Is it a bad thing that the only time i wear nice clothes to class, is when i get too fucked up the night before and wear the same clothes i went out in?
I fucked him in a hamburger. literally. he has a hamburger bed.
We can't bring brittanys dog so we are getting high and getting in my bathtub I think it's pretty safe
i'm behind the bar giving him a hand job. i need stuff to make my foot stop itching.
okay, this is where i needed to clarify that i was kidding before when i said that jizz helps mosquito bites. but let me know how that goes. for future reference.
Sorry girl, my dick is like a rollercoaster. You only get a picture after you ride
We ended up getting arrested after we flagged down the cops for a ride home with open beers in our hands... turns out the "nobody told me" excuse doesn't cut it anymore
His daughter is our waitress. I left her a ten dollar 'I'm sorry I'm a whore and fucked your dad' tip...

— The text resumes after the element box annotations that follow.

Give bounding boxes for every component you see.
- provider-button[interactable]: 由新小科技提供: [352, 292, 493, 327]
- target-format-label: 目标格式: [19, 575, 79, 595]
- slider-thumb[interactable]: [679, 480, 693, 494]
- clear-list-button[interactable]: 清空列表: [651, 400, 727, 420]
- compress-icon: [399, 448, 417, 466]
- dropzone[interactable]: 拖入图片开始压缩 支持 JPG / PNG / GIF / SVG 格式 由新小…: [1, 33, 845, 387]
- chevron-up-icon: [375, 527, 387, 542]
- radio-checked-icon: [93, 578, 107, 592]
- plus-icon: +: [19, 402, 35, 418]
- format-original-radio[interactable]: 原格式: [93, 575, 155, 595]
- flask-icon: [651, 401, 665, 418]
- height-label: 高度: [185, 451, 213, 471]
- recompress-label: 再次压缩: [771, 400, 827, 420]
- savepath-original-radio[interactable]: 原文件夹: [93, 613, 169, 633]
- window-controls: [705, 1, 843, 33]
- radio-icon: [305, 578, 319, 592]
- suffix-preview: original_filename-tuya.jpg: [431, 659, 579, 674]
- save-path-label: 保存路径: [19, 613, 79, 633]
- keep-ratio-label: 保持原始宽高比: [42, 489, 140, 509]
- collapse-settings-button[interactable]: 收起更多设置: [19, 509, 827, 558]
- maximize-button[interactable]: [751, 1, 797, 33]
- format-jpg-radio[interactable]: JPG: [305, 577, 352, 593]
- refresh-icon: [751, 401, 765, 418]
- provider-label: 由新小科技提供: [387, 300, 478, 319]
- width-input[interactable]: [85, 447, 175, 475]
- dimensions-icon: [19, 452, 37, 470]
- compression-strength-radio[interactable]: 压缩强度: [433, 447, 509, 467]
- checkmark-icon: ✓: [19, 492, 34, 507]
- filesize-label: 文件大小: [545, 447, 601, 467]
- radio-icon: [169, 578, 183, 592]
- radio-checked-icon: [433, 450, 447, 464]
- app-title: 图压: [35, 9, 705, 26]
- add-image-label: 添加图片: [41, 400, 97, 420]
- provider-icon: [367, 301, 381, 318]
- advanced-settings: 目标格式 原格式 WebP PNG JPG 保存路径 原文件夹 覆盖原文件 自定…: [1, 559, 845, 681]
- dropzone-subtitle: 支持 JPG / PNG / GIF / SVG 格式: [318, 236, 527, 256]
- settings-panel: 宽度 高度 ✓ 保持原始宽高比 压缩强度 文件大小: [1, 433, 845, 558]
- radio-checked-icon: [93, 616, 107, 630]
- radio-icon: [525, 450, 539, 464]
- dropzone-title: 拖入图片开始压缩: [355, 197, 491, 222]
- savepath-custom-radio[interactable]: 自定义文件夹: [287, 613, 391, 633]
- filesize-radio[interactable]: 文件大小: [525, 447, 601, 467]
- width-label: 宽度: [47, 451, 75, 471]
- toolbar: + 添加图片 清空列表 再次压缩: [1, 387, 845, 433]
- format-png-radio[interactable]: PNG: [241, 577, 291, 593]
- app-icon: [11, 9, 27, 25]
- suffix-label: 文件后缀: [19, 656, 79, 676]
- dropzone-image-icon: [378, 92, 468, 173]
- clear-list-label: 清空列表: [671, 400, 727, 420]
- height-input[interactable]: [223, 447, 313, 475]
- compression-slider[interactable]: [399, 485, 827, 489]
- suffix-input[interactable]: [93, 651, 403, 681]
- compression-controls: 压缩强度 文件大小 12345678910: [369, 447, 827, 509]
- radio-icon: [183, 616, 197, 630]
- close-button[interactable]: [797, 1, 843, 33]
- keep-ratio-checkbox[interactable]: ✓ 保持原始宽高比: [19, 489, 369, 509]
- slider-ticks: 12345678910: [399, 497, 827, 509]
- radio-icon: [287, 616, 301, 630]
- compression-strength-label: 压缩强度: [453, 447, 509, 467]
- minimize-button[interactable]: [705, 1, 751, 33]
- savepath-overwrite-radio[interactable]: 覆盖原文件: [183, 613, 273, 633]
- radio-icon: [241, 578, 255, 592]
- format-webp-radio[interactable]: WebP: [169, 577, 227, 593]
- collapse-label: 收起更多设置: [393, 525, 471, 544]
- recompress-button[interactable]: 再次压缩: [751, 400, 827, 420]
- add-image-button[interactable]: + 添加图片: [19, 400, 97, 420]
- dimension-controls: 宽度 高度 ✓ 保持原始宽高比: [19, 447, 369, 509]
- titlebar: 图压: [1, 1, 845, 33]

honestly i just want a cigarette and someone to go down on me... are you interested in helping with either of those
I feel my soul being ripped out of my eye sockets
and then you called me a third time and yelled that you were stealing a puppy named Willow
I met her parents last night. Her dad smelled like weed and kept yelling "I HAVE ALLERGIES AHHH MY EYES ARE BURNING!" During dinner It had to be good weed he didn't even know he was yelling.
If the smell of things stopped me from putting things in my mouth. I wouldn't be popular with Grindr guys.
Roomies told me I showed up to my house alone with no pants on and burrs in my hair... I live in the middle of the city
Wait you actually sent a text to your self saying “love you I miss you"?
We were driving past a farm when he screamed at me to stop the car, then he jumped out and tried to ride a cow.